The Sullivans’ ties to Ireland were so strong, in fact, that the family

purchased a home in Knocklong, Co. Limerick, where members of the extended Sullivan clan try to meet at least every two years.

The Times continued, “After graduating from St. Catherine’s Academy, an all-girls’ high school in the Bronx, Mrs. Roberts joined the first class of women to enter the College of the Holy Cross, in Worcester, Massachusetts, where she attended Mass several times a week, tutored football players in mathematics, her major, and carved a path as a student leader.

“A budding feminist even with her traditionalist streak, she was one of four students who represented the student body in a heated dispute when the feminist scholar Marilyn French, who taught at the college from 1972 to 1976, was denied tenure.”

Sullivan married Roberts in 1996 and they have since adopted two children.

Will Sullivan’s devoutly Catholic views affect her husband’s confirmation? For now, politicians on both sides of the aisle are saying they won’t.

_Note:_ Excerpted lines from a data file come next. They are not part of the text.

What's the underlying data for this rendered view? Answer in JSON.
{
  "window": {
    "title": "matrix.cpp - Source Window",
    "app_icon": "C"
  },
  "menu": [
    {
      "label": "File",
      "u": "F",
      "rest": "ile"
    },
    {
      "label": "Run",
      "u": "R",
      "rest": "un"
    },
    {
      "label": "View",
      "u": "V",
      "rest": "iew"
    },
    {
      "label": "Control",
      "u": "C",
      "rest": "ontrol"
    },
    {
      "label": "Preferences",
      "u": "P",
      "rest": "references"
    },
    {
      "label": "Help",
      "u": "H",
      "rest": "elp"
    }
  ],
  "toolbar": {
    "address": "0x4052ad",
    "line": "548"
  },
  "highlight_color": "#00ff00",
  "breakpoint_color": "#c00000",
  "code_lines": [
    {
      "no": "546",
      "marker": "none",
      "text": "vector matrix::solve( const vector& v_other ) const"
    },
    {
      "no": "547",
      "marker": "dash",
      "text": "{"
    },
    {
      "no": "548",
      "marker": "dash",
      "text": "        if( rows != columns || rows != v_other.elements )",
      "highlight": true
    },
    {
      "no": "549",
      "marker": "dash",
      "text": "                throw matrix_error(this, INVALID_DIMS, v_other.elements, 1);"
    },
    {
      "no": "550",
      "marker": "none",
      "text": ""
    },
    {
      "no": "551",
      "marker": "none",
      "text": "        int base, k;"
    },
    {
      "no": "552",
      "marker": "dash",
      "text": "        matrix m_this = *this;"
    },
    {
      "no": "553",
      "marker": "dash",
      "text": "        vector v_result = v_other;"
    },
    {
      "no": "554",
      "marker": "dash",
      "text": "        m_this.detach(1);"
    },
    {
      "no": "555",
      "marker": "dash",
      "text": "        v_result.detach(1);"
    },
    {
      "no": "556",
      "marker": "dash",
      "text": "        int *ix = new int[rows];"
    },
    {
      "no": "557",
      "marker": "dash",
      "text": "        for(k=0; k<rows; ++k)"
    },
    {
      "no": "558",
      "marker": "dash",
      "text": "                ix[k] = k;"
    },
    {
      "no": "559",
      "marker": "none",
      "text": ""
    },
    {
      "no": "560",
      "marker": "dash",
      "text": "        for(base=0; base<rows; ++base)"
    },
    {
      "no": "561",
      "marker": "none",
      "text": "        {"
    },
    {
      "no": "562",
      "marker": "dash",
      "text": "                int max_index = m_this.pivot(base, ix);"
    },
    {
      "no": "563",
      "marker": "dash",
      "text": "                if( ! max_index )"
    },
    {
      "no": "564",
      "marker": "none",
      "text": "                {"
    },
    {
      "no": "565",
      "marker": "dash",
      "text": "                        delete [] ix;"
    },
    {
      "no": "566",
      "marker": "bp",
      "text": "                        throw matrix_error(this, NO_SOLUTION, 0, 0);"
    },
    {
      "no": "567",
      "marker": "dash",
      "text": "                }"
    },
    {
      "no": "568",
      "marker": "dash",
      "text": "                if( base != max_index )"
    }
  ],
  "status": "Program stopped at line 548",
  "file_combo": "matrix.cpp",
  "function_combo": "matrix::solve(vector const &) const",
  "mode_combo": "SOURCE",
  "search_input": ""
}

Even liberal stalwart (and Sullivan’s fellow Irish American) Senator Ted Kennedy was quoted on Tuesday as saying that Sullivan as well as her own legal work should have nothing to do with Roberts.

“I think (she) ought to be out of bounds,” Kennedy said to reporters last week.

Meanwhile, Republican Senator Rick Santorum told NBC’s Today show, “I don’t think your wife’s activities should have any impact on what a judge is going to do.”